Scrubbing with plastic is not a good option!
There is an article by the dermatologist J. Matthew Knight, from the Knight Dermatology Institute of New York, which was published at the New York Post regarding the use of mesh shower poufs or synthetic sponges. He is amongst the 98% estimated dermatologists who will recommend against the use of a mesh shower pouf. This article reiterates concerns I had regarding the use of synthetic sponges for my children when they were babies.
As I have written before, my inspiration for creating the alegria wash cloths came from the wish to have for my children’s bath time, products which were natural, more environmentally friendly, gentle on the skin and more hygienic.
Dr. Knight explains that mesh shower poufs often hold our dead cells, which in the moist and heated bathroom environment can create a perfect ecosystem for the growth of millions of bacteria. The incubation of these bacteria can occur hours after the use of the pouf/sponge. He states that ideally these types of sponges should be disposed after a single use. Clearly the single use of these synthetic sponges is neither a good environmental approach nor does it make any financial sense. Dr. Knight discourages the use of synthetic sponges but notes that for those who want to use them it is good practice to wash them thoroughly and hang them to dry in a non-moist environment immediately after use. In addition, he recommends that plastic sponges are used only for a period of three months and then they should be thrown away.
I do understand the scientific reasons behind his clinical recommendation nonetheless let us be realistic, a three-month life cycle for a plastic sponge does not make any environmental or financial sense. Natural sponges are great for bathing children but the fact remains that they disintegrate quite fast thus not making them financially viable either. In addition, there are many arguments regarding the environmental practices for sourcing natural sponges.
So why not go back to textiles I thought as a mom and designer after considering all the above mentioned cons. After all, textiles can also be recycled! I took a look at the washcloths made out of towel fabric. There are many cute mitten type washcloths in the market for children. However, this thick textile takes quite a long time to dry in the moist bathroom environment. And even wet textile washcloths if not cared for properly may help to breed bacteria. However, crochet can be weaved in different styles and thickness allowing the design to shape the function of the product.
After experimenting with a few different weave patterns, yarns and design types three different generations of wash cloth were born in the alegria BATH family: Baby washcloth, Kids Washcloth and Mitten Washcloth.
The design and function of these products and the use of specific yarns and colors caters for the different stages of the little ones’ bathing journey from baby to independent child.
After 7 years of experimenting with different washcloth designs and two years of gathering and applying parents’ reviews to the alegria BATH collection I am happy to say the results have been positive and customers are happy.
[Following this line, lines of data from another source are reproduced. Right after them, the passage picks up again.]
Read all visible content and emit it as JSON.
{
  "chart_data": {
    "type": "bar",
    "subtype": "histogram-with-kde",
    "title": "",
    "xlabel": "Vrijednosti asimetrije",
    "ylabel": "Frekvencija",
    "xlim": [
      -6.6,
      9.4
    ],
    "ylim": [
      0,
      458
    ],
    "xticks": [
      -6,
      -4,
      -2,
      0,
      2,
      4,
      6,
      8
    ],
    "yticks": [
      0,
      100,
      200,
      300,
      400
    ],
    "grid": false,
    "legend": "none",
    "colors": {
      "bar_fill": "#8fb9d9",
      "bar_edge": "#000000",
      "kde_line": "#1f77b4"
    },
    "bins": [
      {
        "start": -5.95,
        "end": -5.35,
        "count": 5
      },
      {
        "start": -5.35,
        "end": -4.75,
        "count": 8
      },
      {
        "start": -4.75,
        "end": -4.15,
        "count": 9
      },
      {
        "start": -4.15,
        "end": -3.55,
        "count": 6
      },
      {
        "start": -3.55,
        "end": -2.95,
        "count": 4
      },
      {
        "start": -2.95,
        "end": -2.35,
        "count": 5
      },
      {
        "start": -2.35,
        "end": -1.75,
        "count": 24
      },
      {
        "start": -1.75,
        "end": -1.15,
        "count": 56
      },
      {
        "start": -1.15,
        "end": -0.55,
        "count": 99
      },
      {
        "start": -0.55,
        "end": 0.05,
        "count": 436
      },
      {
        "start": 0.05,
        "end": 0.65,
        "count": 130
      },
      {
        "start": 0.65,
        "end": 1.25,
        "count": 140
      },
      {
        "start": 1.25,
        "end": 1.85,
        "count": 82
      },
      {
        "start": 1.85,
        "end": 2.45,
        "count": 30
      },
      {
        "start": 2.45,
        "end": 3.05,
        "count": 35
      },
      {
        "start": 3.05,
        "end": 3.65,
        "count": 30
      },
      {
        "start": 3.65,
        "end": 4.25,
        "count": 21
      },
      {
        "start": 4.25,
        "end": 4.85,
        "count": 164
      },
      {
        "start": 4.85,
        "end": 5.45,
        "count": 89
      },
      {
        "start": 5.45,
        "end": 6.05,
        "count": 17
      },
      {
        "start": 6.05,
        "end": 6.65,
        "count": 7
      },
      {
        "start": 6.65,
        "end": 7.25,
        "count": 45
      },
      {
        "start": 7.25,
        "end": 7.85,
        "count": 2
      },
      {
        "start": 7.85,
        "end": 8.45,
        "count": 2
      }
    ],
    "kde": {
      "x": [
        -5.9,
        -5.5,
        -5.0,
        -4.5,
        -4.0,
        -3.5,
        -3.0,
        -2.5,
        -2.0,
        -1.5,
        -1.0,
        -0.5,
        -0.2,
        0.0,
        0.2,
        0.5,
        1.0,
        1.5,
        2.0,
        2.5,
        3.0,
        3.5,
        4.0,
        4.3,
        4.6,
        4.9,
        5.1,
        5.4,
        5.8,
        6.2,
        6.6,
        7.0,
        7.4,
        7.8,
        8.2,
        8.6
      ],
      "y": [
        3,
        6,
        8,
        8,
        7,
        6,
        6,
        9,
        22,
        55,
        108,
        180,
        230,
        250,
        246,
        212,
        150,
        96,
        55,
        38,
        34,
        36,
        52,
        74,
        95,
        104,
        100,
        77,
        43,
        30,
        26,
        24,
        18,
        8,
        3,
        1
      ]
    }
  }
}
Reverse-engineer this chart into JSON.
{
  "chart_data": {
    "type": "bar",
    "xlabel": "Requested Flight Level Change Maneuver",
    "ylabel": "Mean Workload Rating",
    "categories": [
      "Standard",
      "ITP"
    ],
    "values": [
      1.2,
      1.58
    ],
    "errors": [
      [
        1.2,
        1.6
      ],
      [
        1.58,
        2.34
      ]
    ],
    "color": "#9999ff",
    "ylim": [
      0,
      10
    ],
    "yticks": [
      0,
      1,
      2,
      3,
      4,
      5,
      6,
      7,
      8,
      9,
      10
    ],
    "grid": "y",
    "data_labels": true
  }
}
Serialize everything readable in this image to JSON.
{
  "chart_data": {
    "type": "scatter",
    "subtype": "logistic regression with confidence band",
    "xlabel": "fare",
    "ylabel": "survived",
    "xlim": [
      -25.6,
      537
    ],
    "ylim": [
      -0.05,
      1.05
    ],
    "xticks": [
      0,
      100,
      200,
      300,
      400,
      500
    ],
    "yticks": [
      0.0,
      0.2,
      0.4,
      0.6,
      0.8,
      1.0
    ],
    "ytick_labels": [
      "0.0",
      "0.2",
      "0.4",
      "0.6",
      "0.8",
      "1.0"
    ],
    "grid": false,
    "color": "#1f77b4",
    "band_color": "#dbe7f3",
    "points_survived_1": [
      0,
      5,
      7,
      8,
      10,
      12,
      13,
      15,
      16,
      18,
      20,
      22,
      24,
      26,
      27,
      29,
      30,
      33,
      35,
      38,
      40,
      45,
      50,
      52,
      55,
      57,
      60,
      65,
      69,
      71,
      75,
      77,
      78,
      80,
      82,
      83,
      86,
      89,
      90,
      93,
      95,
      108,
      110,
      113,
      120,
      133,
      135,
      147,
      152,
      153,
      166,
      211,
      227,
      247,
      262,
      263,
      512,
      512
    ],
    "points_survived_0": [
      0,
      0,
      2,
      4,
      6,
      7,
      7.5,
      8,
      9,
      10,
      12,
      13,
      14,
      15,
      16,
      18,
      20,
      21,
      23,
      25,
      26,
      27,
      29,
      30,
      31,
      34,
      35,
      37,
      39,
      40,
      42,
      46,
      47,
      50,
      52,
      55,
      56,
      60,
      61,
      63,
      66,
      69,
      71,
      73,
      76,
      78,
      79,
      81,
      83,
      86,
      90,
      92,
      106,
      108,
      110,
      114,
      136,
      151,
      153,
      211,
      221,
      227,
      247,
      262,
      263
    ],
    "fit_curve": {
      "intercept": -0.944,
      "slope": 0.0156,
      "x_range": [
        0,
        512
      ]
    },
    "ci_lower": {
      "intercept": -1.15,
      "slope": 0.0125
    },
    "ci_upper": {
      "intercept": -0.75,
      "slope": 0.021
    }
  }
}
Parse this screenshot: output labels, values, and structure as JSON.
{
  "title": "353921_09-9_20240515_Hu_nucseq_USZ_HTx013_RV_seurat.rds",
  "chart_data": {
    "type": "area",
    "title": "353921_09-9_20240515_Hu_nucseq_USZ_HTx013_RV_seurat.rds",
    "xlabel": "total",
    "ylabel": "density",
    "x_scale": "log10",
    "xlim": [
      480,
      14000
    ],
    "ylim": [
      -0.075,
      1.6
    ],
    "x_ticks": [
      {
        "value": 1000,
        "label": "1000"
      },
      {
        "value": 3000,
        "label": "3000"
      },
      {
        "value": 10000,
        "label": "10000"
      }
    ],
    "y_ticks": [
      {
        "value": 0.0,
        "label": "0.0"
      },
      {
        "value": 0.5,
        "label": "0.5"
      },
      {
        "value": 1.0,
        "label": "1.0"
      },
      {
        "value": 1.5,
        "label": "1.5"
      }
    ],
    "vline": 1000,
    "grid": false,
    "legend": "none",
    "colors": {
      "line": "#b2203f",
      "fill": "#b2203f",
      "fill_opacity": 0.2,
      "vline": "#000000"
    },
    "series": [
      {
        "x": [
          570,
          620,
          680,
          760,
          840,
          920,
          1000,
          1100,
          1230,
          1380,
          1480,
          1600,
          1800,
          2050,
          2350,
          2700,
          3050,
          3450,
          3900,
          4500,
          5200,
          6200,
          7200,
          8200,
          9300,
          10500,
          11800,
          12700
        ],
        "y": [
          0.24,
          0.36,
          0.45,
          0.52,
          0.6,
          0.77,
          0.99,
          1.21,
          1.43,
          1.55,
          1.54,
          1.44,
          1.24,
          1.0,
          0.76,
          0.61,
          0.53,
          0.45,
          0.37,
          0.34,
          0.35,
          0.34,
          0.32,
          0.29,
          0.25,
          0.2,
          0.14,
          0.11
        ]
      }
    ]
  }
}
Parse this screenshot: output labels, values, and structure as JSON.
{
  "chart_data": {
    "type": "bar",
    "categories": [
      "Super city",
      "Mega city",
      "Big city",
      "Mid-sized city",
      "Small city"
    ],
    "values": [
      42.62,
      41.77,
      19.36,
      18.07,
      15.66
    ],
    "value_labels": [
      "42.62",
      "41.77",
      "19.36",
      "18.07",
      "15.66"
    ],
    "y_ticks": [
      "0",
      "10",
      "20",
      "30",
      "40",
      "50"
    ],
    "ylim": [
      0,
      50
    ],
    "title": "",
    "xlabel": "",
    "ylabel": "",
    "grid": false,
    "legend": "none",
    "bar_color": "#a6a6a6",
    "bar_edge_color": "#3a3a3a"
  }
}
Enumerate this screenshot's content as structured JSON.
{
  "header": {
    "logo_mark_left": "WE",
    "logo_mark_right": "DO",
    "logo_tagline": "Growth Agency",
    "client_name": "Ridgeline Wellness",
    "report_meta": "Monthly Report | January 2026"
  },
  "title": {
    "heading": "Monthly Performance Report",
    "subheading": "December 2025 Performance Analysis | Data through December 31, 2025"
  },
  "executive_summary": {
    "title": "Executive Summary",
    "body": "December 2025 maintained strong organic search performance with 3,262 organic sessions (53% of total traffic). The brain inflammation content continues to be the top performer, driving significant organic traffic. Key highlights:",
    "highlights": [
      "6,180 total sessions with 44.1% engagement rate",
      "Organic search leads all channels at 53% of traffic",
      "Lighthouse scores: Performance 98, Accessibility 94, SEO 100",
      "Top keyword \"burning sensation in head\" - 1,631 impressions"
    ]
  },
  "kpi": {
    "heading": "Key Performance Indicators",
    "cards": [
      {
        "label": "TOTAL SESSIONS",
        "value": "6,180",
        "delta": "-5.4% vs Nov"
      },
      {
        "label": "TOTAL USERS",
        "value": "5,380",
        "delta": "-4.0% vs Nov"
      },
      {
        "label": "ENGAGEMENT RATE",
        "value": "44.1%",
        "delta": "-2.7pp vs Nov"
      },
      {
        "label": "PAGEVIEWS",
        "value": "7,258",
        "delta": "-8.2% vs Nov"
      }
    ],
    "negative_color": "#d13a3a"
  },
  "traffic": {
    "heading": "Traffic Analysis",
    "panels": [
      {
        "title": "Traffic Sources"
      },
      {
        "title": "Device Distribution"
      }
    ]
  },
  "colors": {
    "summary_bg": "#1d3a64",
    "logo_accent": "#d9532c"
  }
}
As a mom I am happy to share my findings, and as an architect and product designer I can say that this product is functional, and as an entrepreneur the reviews and customer’s experiences with this product have been very positive.
Also remember that our ethos is all about sharing alegria (happiness) and as part of that we collaborate with Save the Children in Switzerland via the Magic13 initiative. Which means that when you purchase an alegria product you are giving back to less privileged children.
Last but now least, our washcloths are fairly made by independent artisans in Brazil which helps empower women and moms to work from home and provide for their children. So it can’t get any better than having bathing accessories that are environmentally friendly, designed for different stages of your littles ones, has a long lasting life if cared for properly, it’s great for baby’s sensitive skin, and gives back to children in need.